Un démagogue de la trempe de Donald Trump, qui a misé sur
l’exaspération de tout un peuple pour entrer à la Maison-Blanche, sait
qu’il doit rapidement montrer sa détermination à agir. Et sur ce point
l’examen de ses intentions ne fait que souligner la taille des dangers
que recouvre son arrivée aux affaires.

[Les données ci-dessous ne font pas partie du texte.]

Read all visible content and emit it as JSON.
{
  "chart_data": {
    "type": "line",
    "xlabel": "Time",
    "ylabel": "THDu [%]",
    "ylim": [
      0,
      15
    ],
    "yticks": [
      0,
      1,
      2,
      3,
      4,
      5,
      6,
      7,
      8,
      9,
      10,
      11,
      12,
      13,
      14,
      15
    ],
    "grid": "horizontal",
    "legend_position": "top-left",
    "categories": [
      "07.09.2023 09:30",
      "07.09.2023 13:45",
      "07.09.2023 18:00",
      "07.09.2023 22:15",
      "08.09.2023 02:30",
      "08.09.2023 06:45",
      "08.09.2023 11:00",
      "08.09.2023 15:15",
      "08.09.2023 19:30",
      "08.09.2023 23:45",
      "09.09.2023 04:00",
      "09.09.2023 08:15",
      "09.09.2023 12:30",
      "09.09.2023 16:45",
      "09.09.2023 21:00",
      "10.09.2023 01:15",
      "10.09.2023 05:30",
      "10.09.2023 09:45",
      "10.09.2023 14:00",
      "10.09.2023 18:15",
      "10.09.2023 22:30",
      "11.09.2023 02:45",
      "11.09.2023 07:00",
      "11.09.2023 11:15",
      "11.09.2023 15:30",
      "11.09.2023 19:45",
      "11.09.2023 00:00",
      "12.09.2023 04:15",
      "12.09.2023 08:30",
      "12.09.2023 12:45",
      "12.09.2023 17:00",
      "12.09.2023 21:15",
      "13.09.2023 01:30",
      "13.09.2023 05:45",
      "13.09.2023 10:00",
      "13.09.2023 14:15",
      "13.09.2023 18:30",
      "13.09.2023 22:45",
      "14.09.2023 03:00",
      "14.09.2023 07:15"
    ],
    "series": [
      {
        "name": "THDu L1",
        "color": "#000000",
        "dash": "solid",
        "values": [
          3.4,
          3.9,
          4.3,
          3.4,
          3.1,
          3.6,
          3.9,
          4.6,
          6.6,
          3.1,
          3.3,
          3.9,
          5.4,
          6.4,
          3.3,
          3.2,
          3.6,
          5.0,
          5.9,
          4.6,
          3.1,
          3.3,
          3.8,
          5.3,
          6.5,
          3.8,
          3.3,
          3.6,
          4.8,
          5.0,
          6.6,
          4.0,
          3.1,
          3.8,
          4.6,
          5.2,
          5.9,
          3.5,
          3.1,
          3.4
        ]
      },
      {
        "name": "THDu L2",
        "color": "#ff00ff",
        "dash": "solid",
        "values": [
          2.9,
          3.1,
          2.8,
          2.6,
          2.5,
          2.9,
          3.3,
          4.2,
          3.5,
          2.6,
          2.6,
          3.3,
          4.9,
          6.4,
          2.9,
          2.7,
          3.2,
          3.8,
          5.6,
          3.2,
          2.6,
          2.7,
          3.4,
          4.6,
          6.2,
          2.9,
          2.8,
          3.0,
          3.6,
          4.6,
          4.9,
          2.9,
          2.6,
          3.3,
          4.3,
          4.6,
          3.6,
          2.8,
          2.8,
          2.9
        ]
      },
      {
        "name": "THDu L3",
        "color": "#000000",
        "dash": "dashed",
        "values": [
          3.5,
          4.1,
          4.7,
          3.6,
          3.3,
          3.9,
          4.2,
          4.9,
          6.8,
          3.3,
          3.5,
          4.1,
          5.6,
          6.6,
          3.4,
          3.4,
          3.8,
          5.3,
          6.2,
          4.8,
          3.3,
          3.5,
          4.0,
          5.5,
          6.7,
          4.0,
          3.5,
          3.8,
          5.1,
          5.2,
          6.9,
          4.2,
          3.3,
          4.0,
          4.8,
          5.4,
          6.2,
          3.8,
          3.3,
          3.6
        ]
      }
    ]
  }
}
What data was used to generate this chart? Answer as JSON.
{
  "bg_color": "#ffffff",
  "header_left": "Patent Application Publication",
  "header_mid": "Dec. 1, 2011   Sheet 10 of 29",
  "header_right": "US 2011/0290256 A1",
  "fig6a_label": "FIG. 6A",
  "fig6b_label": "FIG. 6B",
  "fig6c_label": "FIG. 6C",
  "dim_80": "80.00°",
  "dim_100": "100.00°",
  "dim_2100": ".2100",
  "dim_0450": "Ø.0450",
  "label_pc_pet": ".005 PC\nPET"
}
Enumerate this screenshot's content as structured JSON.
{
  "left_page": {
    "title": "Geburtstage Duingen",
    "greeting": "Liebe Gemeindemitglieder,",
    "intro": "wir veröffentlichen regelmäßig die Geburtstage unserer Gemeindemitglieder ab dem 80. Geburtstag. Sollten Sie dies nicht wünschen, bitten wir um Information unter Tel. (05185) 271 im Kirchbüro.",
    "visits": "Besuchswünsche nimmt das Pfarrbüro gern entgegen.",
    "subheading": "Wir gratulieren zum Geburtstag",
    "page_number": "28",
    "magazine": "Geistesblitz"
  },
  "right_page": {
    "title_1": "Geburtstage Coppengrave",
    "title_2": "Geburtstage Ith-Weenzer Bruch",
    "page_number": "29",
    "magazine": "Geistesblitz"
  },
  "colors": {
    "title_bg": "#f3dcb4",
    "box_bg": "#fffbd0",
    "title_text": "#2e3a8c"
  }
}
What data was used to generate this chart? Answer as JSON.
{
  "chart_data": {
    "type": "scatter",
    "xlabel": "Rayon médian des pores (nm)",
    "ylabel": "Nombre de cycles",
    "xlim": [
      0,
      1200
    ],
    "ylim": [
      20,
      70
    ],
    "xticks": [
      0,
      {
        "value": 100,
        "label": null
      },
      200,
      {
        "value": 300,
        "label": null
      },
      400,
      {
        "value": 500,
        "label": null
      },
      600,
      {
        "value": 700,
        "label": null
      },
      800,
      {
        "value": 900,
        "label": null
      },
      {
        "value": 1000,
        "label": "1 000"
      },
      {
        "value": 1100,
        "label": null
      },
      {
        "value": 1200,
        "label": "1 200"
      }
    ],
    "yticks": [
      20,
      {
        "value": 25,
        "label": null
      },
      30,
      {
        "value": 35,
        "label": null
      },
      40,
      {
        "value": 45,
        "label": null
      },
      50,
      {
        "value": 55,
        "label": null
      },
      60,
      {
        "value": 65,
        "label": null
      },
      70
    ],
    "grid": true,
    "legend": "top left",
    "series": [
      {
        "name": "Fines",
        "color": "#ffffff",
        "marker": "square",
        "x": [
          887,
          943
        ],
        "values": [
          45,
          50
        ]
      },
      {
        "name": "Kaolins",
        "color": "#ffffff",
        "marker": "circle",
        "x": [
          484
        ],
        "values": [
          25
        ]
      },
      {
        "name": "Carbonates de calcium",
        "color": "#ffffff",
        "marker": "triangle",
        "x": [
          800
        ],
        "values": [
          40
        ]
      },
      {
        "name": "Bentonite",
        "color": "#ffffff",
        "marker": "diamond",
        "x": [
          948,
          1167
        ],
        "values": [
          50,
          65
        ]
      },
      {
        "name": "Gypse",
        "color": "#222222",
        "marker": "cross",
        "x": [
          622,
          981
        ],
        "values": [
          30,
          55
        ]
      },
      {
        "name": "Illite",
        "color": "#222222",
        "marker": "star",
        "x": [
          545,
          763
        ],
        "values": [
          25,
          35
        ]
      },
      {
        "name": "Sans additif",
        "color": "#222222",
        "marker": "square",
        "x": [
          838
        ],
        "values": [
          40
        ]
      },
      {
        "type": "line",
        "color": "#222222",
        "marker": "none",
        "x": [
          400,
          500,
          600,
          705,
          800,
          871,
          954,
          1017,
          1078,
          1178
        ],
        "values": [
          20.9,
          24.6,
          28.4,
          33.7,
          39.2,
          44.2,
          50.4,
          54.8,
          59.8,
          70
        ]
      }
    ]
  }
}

Dans un contexte où il aura les
coudées franches puisqu’il a réalisé le « grand chelem » au Congrès, les
républicains confortant leur position à la Chambre des représentants et
conservant finalement la majorité au Sénat.
Le mépris bien réel que Trump porte aux « petites gens »
L’imposteur vomit « l’establishment » depuis les hublots
de son Boeing 757 privé ou des fenêtres de ses tours de Manhattan, lui
qui a fait fortune dans l’immobilier à l’ombre de son papa promoteur,
qui lui accorda jadis un « prêt » d’un million de dollars pour « (s)e
lancer ». Ses envolées électorales contre le système ne sauraient cacher
le mépris bien réel qu’il porte aux « petites gens ordinaires » en mal
d’accéder à un emploi et la conception toute particulière qu’il a du «
rêve américain », lui qui s’est fait connaître du grand public entre
2004 et 2010 grâce à The Apprentice, une émission de télé-réalité
diffusée par la chaîne NBC dont la règle était très simple : un groupe
de postulants à l’emploi était mis à l’épreuve devant les caméras. Et à
chaque étape Donald sélectionnait et tranchait d’un retentissant : «
Vous êtes viré. » Jusqu’à ce qu’il n’en reste plus qu’un, recruté à un
poste important au sein de la Trump Company.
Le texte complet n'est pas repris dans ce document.